Hint: From the given series of geometric sequences, we find the general term of the series. We find the formula for ${{t}_{n}}$, the ${{n}^{th}}$ term of the series. From the given sequence we find the common ratio which is the ratio between two consecutive terms. We put the values to get the formula for the general term ${{t}_{n}}$. Then we put the value of consecutive natural numbers for $n$ to find the solution.

Complete answer:
We have been given a series of geometric sequence which is $3,6,12,24,48......$
We express the geometric sequence in its general form.
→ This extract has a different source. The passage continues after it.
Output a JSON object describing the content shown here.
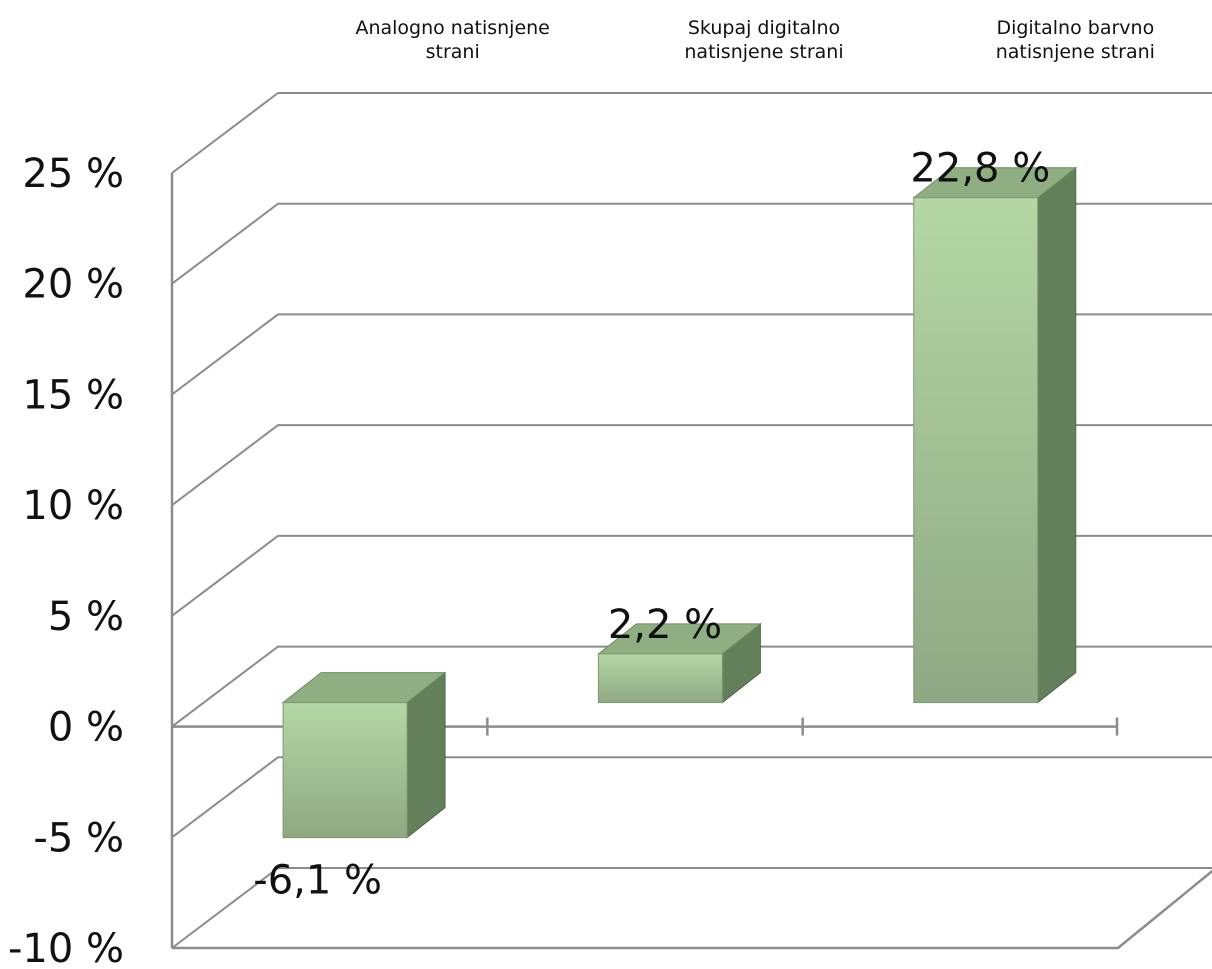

We express the terms as ${{t}_{n}}$, the ${{n}^{th}}$ term of the series.
The first term be ${{t}_{1}}$ and the common ratio be $r$ where $r=\dfrac{{{t}_{2}}}{{{t}_{1}}}=\dfrac{{{t}_{3}}}{{{t}_{2}}}=\dfrac{{{t}_{4}}}{{{t}_{3}}}$.
We can express the general term ${{t}_{n}}$ based on the first term and the common ratio.
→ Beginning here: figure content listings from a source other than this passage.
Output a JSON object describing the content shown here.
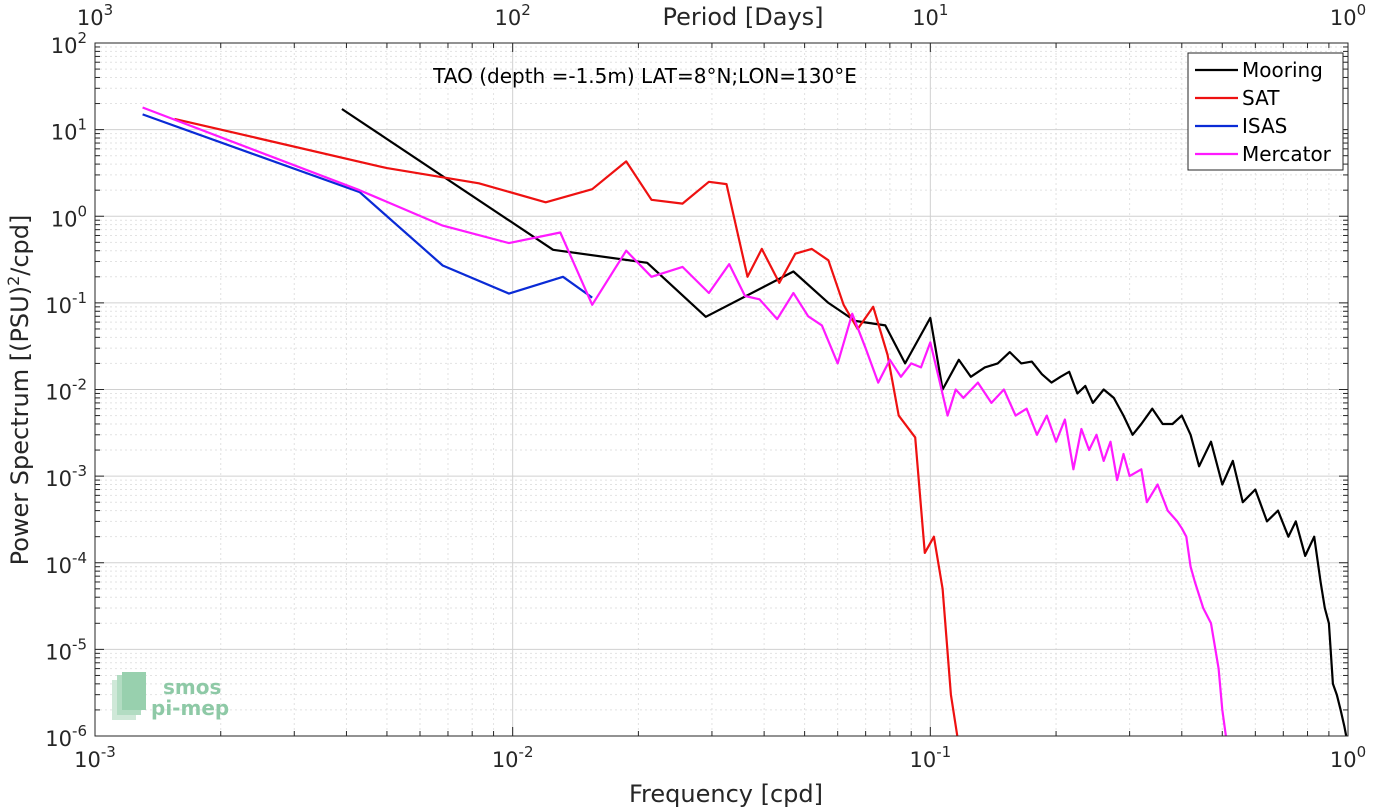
{
  "chart_data": {
    "type": "line",
    "title": "TAO (depth =-1.5m) LAT=8°N;LON=130°E",
    "xlabel": "Frequency [cpd]",
    "ylabel": "Power Spectrum [(PSU)",
    "ylabel_sup": "2",
    "ylabel_end": "/cpd]",
    "x2label": "Period [Days]",
    "x_scale": "log",
    "y_scale": "log",
    "xlim": [
      0.001,
      1
    ],
    "ylim": [
      1e-06,
      100
    ],
    "grid": true,
    "legend_position": "top-right",
    "x_ticks": [
      {
        "value": 0.001,
        "base": "10",
        "exp": "-3"
      },
      {
        "value": 0.01,
        "base": "10",
        "exp": "-2"
      },
      {
        "value": 0.1,
        "base": "10",
        "exp": "-1"
      },
      {
        "value": 1,
        "base": "10",
        "exp": "0"
      }
    ],
    "y_ticks": [
      {
        "value": 1e-06,
        "base": "10",
        "exp": "-6"
      },
      {
        "value": 1e-05,
        "base": "10",
        "exp": "-5"
      },
      {
        "value": 0.0001,
        "base": "10",
        "exp": "-4"
      },
      {
        "value": 0.001,
        "base": "10",
        "exp": "-3"
      },
      {
        "value": 0.01,
        "base": "10",
        "exp": "-2"
      },
      {
        "value": 0.1,
        "base": "10",
        "exp": "-1"
      },
      {
        "value": 1,
        "base": "10",
        "exp": "0"
      },
      {
        "value": 10,
        "base": "10",
        "exp": "1"
      },
      {
        "value": 100,
        "base": "10",
        "exp": "2"
      }
    ],
    "x2_ticks": [
      {
        "value": 0.001,
        "base": "10",
        "exp": "3"
      },
      {
        "value": 0.01,
        "base": "10",
        "exp": "2"
      },
      {
        "value": 0.1,
        "base": "10",
        "exp": "1"
      },
      {
        "value": 1,
        "base": "10",
        "exp": "0"
      }
    ],
    "series": [
      {
        "name": "Mooring",
        "color": "#000000",
        "points": [
          [
            0.0039,
            17.3
          ],
          [
            0.0125,
            0.41
          ],
          [
            0.021,
            0.29
          ],
          [
            0.029,
            0.069
          ],
          [
            0.047,
            0.23
          ],
          [
            0.057,
            0.1
          ],
          [
            0.066,
            0.062
          ],
          [
            0.078,
            0.055
          ],
          [
            0.087,
            0.02
          ],
          [
            0.1,
            0.067
          ],
          [
            0.107,
            0.01
          ],
          [
            0.117,
            0.022
          ],
          [
            0.125,
            0.014
          ],
          [
            0.135,
            0.018
          ],
          [
            0.145,
            0.02
          ],
          [
            0.155,
            0.027
          ],
          [
            0.165,
            0.02
          ],
          [
            0.175,
            0.021
          ],
          [
            0.185,
            0.015
          ],
          [
            0.195,
            0.012
          ],
          [
            0.205,
            0.014
          ],
          [
            0.215,
            0.016
          ],
          [
            0.225,
            0.009
          ],
          [
            0.235,
            0.011
          ],
          [
            0.245,
            0.007
          ],
          [
            0.26,
            0.01
          ],
          [
            0.275,
            0.008
          ],
          [
            0.29,
            0.005
          ],
          [
            0.305,
            0.003
          ],
          [
            0.32,
            0.004
          ],
          [
            0.34,
            0.006
          ],
          [
            0.36,
            0.004
          ],
          [
            0.38,
            0.004
          ],
          [
            0.4,
            0.005
          ],
          [
            0.42,
            0.003
          ],
          [
            0.44,
            0.0013
          ],
          [
            0.47,
            0.0025
          ],
          [
            0.5,
            0.0008
          ],
          [
            0.53,
            0.0015
          ],
          [
            0.56,
            0.0005
          ],
          [
            0.6,
            0.0007
          ],
          [
            0.64,
            0.0003
          ],
          [
            0.68,
            0.0004
          ],
          [
            0.72,
            0.0002
          ],
          [
            0.75,
            0.0003
          ],
          [
            0.79,
            0.00012
          ],
          [
            0.83,
            0.0002
          ],
          [
            0.86,
            6e-05
          ],
          [
            0.88,
            3e-05
          ],
          [
            0.9,
            2e-05
          ],
          [
            0.92,
            4e-06
          ],
          [
            0.94,
            3e-06
          ],
          [
            0.96,
            2e-06
          ],
          [
            0.98,
            1.3e-06
          ],
          [
            0.99,
            1e-06
          ]
        ]
      },
      {
        "name": "SAT",
        "color": "#ee1111",
        "points": [
          [
            0.00155,
            13.3
          ],
          [
            0.005,
            3.6
          ],
          [
            0.0083,
            2.4
          ],
          [
            0.012,
            1.45
          ],
          [
            0.0155,
            2.05
          ],
          [
            0.0187,
            4.3
          ],
          [
            0.0215,
            1.55
          ],
          [
            0.0255,
            1.4
          ],
          [
            0.0295,
            2.5
          ],
          [
            0.0325,
            2.35
          ],
          [
            0.0365,
            0.2
          ],
          [
            0.0395,
            0.42
          ],
          [
            0.0435,
            0.17
          ],
          [
            0.0475,
            0.37
          ],
          [
            0.052,
            0.42
          ],
          [
            0.057,
            0.31
          ],
          [
            0.062,
            0.095
          ],
          [
            0.067,
            0.05
          ],
          [
            0.073,
            0.09
          ],
          [
            0.079,
            0.025
          ],
          [
            0.084,
            0.005
          ],
          [
            0.092,
            0.0028
          ],
          [
            0.097,
            0.00013
          ],
          [
            0.102,
            0.0002
          ],
          [
            0.107,
            5e-05
          ],
          [
            0.112,
            3e-06
          ],
          [
            0.116,
            1e-06
          ]
        ]
      },
      {
        "name": "ISAS",
        "color": "#0a2bd6",
        "points": [
          [
            0.0013,
            15
          ],
          [
            0.0043,
            1.9
          ],
          [
            0.0068,
            0.27
          ],
          [
            0.0098,
            0.128
          ],
          [
            0.0132,
            0.2
          ],
          [
            0.0155,
            0.115
          ]
        ]
      },
      {
        "name": "Mercator",
        "color": "#ff1aff",
        "points": [
          [
            0.0013,
            18
          ],
          [
            0.0043,
            2
          ],
          [
            0.0068,
            0.78
          ],
          [
            0.0098,
            0.49
          ],
          [
            0.013,
            0.65
          ],
          [
            0.0155,
            0.095
          ],
          [
            0.0187,
            0.4
          ],
          [
            0.0215,
            0.2
          ],
          [
            0.0255,
            0.26
          ],
          [
            0.0295,
            0.13
          ],
          [
            0.033,
            0.28
          ],
          [
            0.036,
            0.12
          ],
          [
            0.039,
            0.11
          ],
          [
            0.043,
            0.065
          ],
          [
            0.047,
            0.13
          ],
          [
            0.051,
            0.07
          ],
          [
            0.055,
            0.055
          ],
          [
            0.06,
            0.02
          ],
          [
            0.065,
            0.075
          ],
          [
            0.07,
            0.03
          ],
          [
            0.075,
            0.012
          ],
          [
            0.08,
            0.022
          ],
          [
            0.085,
            0.014
          ],
          [
            0.09,
            0.02
          ],
          [
            0.095,
            0.018
          ],
          [
            0.1,
            0.035
          ],
          [
            0.105,
            0.013
          ],
          [
            0.11,
            0.005
          ],
          [
            0.115,
            0.01
          ],
          [
            0.12,
            0.008
          ],
          [
            0.13,
            0.012
          ],
          [
            0.14,
            0.007
          ],
          [
            0.15,
            0.01
          ],
          [
            0.16,
            0.005
          ],
          [
            0.17,
            0.006
          ],
          [
            0.18,
            0.003
          ],
          [
            0.19,
            0.005
          ],
          [
            0.2,
            0.0025
          ],
          [
            0.21,
            0.0045
          ],
          [
            0.22,
            0.0012
          ],
          [
            0.23,
            0.0035
          ],
          [
            0.24,
            0.002
          ],
          [
            0.25,
            0.003
          ],
          [
            0.26,
            0.0015
          ],
          [
            0.27,
            0.0025
          ],
          [
            0.28,
            0.0009
          ],
          [
            0.29,
            0.0018
          ],
          [
            0.3,
            0.001
          ],
          [
            0.32,
            0.0012
          ],
          [
            0.33,
            0.0005
          ],
          [
            0.35,
            0.0008
          ],
          [
            0.37,
            0.0004
          ],
          [
            0.39,
            0.0003
          ],
          [
            0.4,
            0.00025
          ],
          [
            0.41,
            0.0002
          ],
          [
            0.42,
            9e-05
          ],
          [
            0.43,
            6e-05
          ],
          [
            0.45,
            3e-05
          ],
          [
            0.47,
            2e-05
          ],
          [
            0.49,
            6e-06
          ],
          [
            0.5,
            2e-06
          ],
          [
            0.51,
            1e-06
          ]
        ]
      }
    ]
  },
  "logo": {
    "line1": "smos",
    "line2": "pi-mep"
  }
}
The formula being ${{t}_{n}}={{t}_{1}}{{r}^{n-1}}$.
The first term is 3. So, ${{t}_{1}}=3$. The common difference is $r=\dfrac{6}{3}=\dfrac{12}{6}=\dfrac{24}{12}=2$.
We put the values of ${{t}_{1}}$ and $r$ to find the general form.
We express general term ${{t}_{n}}$ as ${{t}_{n}}={{t}_{1}}{{r}^{n-1}}=3\times {{2}^{n-1}}$.
Now we place consecutive natural numbers for $n$ as $1,2,3,4,...$ to get the sequence as
\[3\times {{2}^{1-1}},3\times {{2}^{2-1}},3\times {{2}^{3-1}},3\times {{2}^{4-1}},3\times {{2}^{5-1}},3\times {{2}^{6-1}}......=3,6,12,24,48,96......\] .

Note: The sequence is an increasing sequence where the common ratio is a positive number. The common difference will never be calculated according to the difference of greater number from the lesser number. The ratio formula should always be according $r=\dfrac{{{t}_{2}}}{{{t}_{1}}}=\dfrac{{{t}_{3}}}{{{t}_{2}}}=\dfrac{{{t}_{4}}}{{{t}_{3}}}$.